Mimickers and associated neoplasms of Castleman disease
2025-04-11
(Press-News.org)

Castleman disease (CD) is a rare, non-clonal lymphoproliferative disorder that manifests with a wide range of histologic and clinical features. It is classified clinically into unicentric (UCD) and multicentric (MCD) forms and histopathologically into hyaline vascular (HV-CD), plasma cell (PC-CD), and mixed types. UCD typically presents as an isolated lymph node enlargement, often asymptomatic, whereas MCD involves multiple nodal sites and systemic symptoms. MCD may be associated with human herpesvirus 8 (HHV8), idiopathic origins (iMCD), POEMS syndrome, or TAFRO syndrome. Given its overlap with various reactive and neoplastic diseases, CD is diagnostically challenging and often mimicked by other conditions.

Histopathologic Features

HV-CD is marked by regressed germinal centers, concentric mantle zones ("onion-skinning"), and prominent sclerotic blood vessels, forming a "lollipop" appearance. The interfollicular regions show vascular proliferation and clusters of plasmacytoid dendritic cells.

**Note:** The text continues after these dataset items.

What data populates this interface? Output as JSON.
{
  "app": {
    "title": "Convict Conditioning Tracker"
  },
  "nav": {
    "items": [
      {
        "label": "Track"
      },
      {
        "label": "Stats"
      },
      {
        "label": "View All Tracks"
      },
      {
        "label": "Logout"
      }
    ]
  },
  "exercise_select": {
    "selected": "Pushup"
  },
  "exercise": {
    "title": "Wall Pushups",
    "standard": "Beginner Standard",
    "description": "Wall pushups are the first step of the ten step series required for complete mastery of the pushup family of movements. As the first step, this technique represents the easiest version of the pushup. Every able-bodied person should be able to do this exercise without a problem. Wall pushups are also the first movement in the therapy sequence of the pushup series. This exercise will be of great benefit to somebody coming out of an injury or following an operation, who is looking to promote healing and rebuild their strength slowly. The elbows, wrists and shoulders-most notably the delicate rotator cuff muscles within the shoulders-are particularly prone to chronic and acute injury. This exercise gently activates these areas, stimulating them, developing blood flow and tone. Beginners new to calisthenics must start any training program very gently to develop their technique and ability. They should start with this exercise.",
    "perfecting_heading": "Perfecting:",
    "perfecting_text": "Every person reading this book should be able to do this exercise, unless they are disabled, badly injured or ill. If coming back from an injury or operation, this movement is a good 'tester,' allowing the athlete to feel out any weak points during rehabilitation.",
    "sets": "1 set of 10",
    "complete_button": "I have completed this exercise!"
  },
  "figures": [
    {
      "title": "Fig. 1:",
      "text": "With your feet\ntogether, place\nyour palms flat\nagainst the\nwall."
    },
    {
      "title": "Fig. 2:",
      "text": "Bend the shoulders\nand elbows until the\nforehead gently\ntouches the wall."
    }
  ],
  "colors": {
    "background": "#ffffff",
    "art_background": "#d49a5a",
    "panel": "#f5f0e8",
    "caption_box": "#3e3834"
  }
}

PC-CD is characterized by interfollicular sheets of plasma cells and less prominent vascular changes. A third of these cases may show monotypic plasma cells, and overlap with HV features may be present.

Cytogenetics and Molecular Findings
Clonal cytogenetic abnormalities suggest a possible neoplastic origin in HV-CD, involving follicular dendritic cells. Key mutations in UCD include PDGFRB N666S, while iMCD is associated with mutations in NCOA4, SETD1A, and DNMT3A, among others. Dysregulation of genes involved in immune response, angiogenesis (e.g., CXCL13), and oxidative phosphorylation is noted, highlighting diverse molecular landscapes.

Diagnostic Criteria
Diagnosis relies on a combination of clinical, laboratory, and histological findings. HV-CD is defined by vascularized regressed follicles and fibrotic stroma. PC-CD diagnosis requires interfollicular plasmacytosis, polytypic or occasionally monotypic plasma cells, and exclusion of other conditions such as infections or autoimmune disease.

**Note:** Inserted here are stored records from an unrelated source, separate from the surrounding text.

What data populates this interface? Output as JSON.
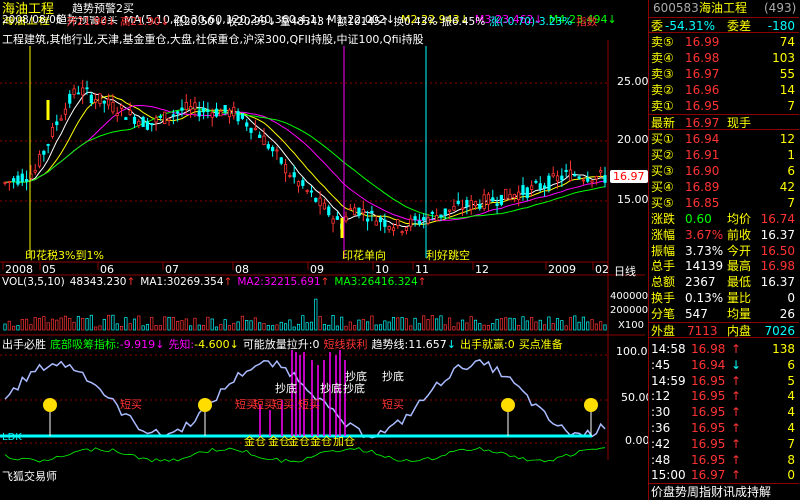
{
  "main": {
    "stock_name": "海油工程",
    "indicator": "趋势预警2买",
    "ma_label": "MA(5,10,20,30,60,120,240,360,4,1)",
    "ma_values": [
      {
        "label": "M1:22.002",
        "arrow": "↓",
        "color": "#ffffff"
      },
      {
        "label": "M2:22.943",
        "arrow": "↓",
        "color": "#ffff00"
      },
      {
        "label": "M3:23.462",
        "arrow": "↓",
        "color": "#ff00ff"
      },
      {
        "label": "M4:23.494",
        "arrow": "↓",
        "color": "#00ff00"
      }
    ],
    "info_row": {
      "date": "2008/08/06",
      "open": "开21.90",
      "open_arrow": "↓",
      "high": "高21.90",
      "high_arrow": "↓",
      "low": "低20.50",
      "low_arrow": "↓",
      "close": "收20.99",
      "close_arrow": "↓",
      "volume": "量48343",
      "vol_arrow": "↑",
      "amount": "额10145",
      "amount_arrow": "↑",
      "turnover": "换0.43%",
      "amplitude": "振6.45%",
      "change": "涨(-0.70)-3.23%",
      "tag": "指数"
    },
    "concepts": "工程建筑,其他行业,天津,基金重仓,大盘,社保重仓,沪深300,QFII持股,中证100,Qfii持股",
    "price_ticks": [
      "25.00",
      "20.00",
      "15.00"
    ],
    "current_price": "16.97",
    "annotations": [
      {
        "text": "印花税3%到1%"
      },
      {
        "text": "印花单向"
      },
      {
        "text": "利好跳空"
      }
    ],
    "x_axis": [
      "2008",
      "05",
      "06",
      "07",
      "08",
      "09",
      "10",
      "11",
      "12",
      "2009",
      "02"
    ],
    "period": "日线"
  },
  "volume": {
    "label": "VOL(3,5,10)",
    "value": "48343.230",
    "value_arrow": "↑",
    "ma1": "MA1:30269.354",
    "ma1_arrow": "↑",
    "ma2": "MA2:32215.691",
    "ma2_arrow": "↑",
    "ma3": "MA3:26416.324",
    "ma3_arrow": "↑",
    "ticks": [
      "400000",
      "200000",
      "X100"
    ]
  },
  "indicator": {
    "title": "出手必胜",
    "items": [
      {
        "label": "底部吸筹指标:",
        "value": "-9.919",
        "arrow": "↓",
        "color": "#ff00ff"
      },
      {
        "label": "先知:",
        "value": "-4.600",
        "arrow": "↓",
        "color": "#ffff00"
      },
      {
        "label": "可能放量拉升:",
        "value": "0",
        "color": "#ffffff"
      },
      {
        "label": "短线获利",
        "value": "",
        "color": "#ff3333"
      },
      {
        "label": "趋势线:",
        "value": "11.657",
        "arrow": "↓",
        "color": "#ffffff"
      },
      {
        "label": "出手就赢:",
        "value": "0",
        "color": "#ffff00"
      },
      {
        "label": "买点准备",
        "value": "",
        "color": "#ff3333"
      }
    ],
    "ticks": [
      "100.00",
      "50.00",
      "0.00"
    ],
    "marks": [
      {
        "text": "短买"
      },
      {
        "text": "短买"
      },
      {
        "text": "短买"
      },
      {
        "text": "短买"
      },
      {
        "text": "短买"
      },
      {
        "text": "短买"
      },
      {
        "text": "抄底"
      },
      {
        "text": "抄底"
      },
      {
        "text": "抄底"
      },
      {
        "text": "抄底"
      },
      {
        "text": "抄底"
      },
      {
        "text": "金仓"
      },
      {
        "text": "金仓"
      },
      {
        "text": "金仓"
      },
      {
        "text": "金仓"
      },
      {
        "text": "加仓"
      }
    ],
    "footer": "飞狐交易师",
    "left_bottom": "LDK"
  },
  "right_panel": {
    "code": "600583",
    "name": "海油工程",
    "num": "(493)",
    "ratio_label": "委",
    "ratio_value": "-54.31%",
    "diff_label": "委差",
    "diff_value": "-180",
    "sells": [
      {
        "label": "卖⑤",
        "price": "16.99",
        "vol": "74"
      },
      {
        "label": "卖④",
        "price": "16.98",
        "vol": "103"
      },
      {
        "label": "卖③",
        "price": "16.97",
        "vol": "55"
      },
      {
        "label": "卖②",
        "price": "16.96",
        "vol": "14"
      },
      {
        "label": "卖①",
        "price": "16.95",
        "vol": "7"
      }
    ],
    "last_label": "最新",
    "last_price": "16.97",
    "last_tag": "现手",
    "buys": [
      {
        "label": "买①",
        "price": "16.94",
        "vol": "12"
      },
      {
        "label": "买②",
        "price": "16.91",
        "vol": "1"
      },
      {
        "label": "买③",
        "price": "16.90",
        "vol": "6"
      },
      {
        "label": "买④",
        "price": "16.89",
        "vol": "42"
      },
      {
        "label": "买⑤",
        "price": "16.85",
        "vol": "7"
      }
    ],
    "stats": [
      {
        "l1": "涨跌",
        "v1": "0.60",
        "l2": "均价",
        "v2": "16.74"
      },
      {
        "l1": "涨幅",
        "v1": "3.67%",
        "l2": "前收",
        "v2": "16.37"
      },
      {
        "l1": "振幅",
        "v1": "3.73%",
        "l2": "今开",
        "v2": "16.50"
      },
      {
        "l1": "总手",
        "v1": "14139",
        "l2": "最高",
        "v2": "16.98"
      },
      {
        "l1": "总额",
        "v1": "2367",
        "l2": "最低",
        "v2": "16.37"
      },
      {
        "l1": "换手",
        "v1": "0.13%",
        "l2": "量比",
        "v2": "0"
      },
      {
        "l1": "分笔",
        "v1": "547",
        "l2": "均量",
        "v2": "26"
      }
    ],
    "outer_label": "外盘",
    "outer_value": "7113",
    "inner_label": "内盘",
    "inner_value": "7026",
    "ticks": [
      {
        "time": "14:58",
        "price": "16.98",
        "arrow": "↑",
        "vol": "138"
      },
      {
        "time": ":45",
        "price": "16.94",
        "arrow": "↓",
        "vol": "6"
      },
      {
        "time": "14:59",
        "price": "16.95",
        "arrow": "↑",
        "vol": "5"
      },
      {
        "time": ":12",
        "price": "16.95",
        "arrow": "↑",
        "vol": "4"
      },
      {
        "time": ":30",
        "price": "16.95",
        "arrow": "↑",
        "vol": "4"
      },
      {
        "time": ":36",
        "price": "16.95",
        "arrow": "↑",
        "vol": "4"
      },
      {
        "time": ":42",
        "price": "16.95",
        "arrow": "↑",
        "vol": "7"
      },
      {
        "time": ":48",
        "price": "16.95",
        "arrow": "↑",
        "vol": "8"
      },
      {
        "time": "15:00",
        "price": "16.97",
        "arrow": "↑",
        "vol": "0"
      }
    ],
    "footer": "价盘势周指财讯成持解"
  },
  "colors": {
    "up": "#ff3333",
    "down": "#00ffff",
    "bg": "#000000",
    "grid": "#8b0000"
  }
}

Mimickers of Castleman Disease
Numerous benign and malignant conditions can simulate CD:

・ Lymphomas: Follicular hyperplasia, follicular lymphoma, mantle cell lymphoma, and marginal zone lymphoma may resemble HV-CD. Angioimmunoblastic T-cell lymphoma (AITL) can mimic HV-CD due to similar vascular and plasmacytic features.

・ Classic Hodgkin Lymphoma (CHL): Particularly the interfollicular variant of CHL may overlap with PC-CD, making identification of Reed-Sternberg cells essential.

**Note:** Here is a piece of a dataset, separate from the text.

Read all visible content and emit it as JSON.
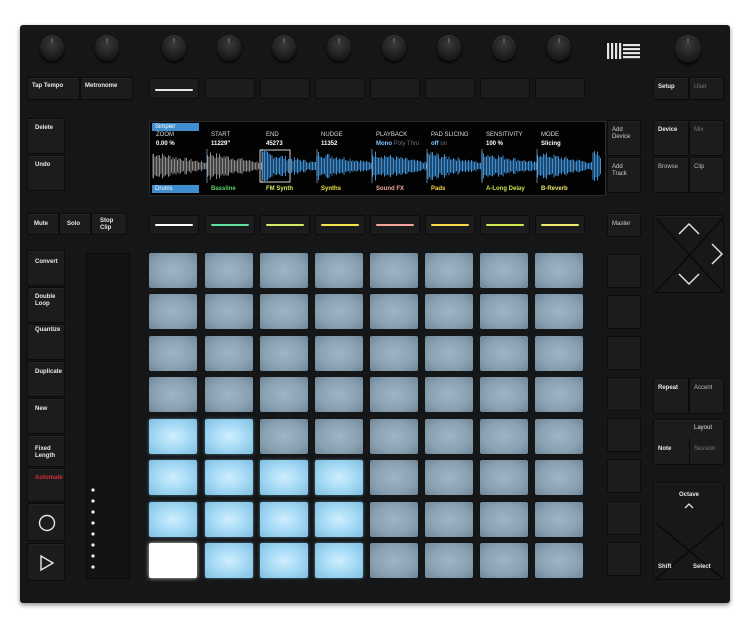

・ Follicular Dendritic Cell (FDC) Sarcoma: HV-CD often shows FDC proliferation, which can evolve into FDC sarcoma.

・ Plasma Cell Neoplasms: These can appear similar to PC-CD, especially when monotypic plasma cell populations are present.

・ IgG4-related Disease (IgG4-RD): Frequently overlaps with PC-CD and iMCD; differentiation requires histology, IgG4+/IgG+ plasma cell ratio, and clinical correlation.

・ Autoimmune Conditions: Rheumatoid arthritis, lupus, Still’s disease, and autoimmune lymphoproliferative syndrome (ALPS) can present with Castleman-like lymphadenopathy.

・ Infectious Causes: EBV, HHV8, HIV, CMV, and tuberculosis may cause lymph node changes similar to CD.

Associated Neoplasms
CD is linked to an increased risk of both hematologic and non-hematologic malignancies:

・ Plasma Cell Neoplasms: Especially within POEMS syndrome, characterized by polyneuropathy and monoclonal gammopathy.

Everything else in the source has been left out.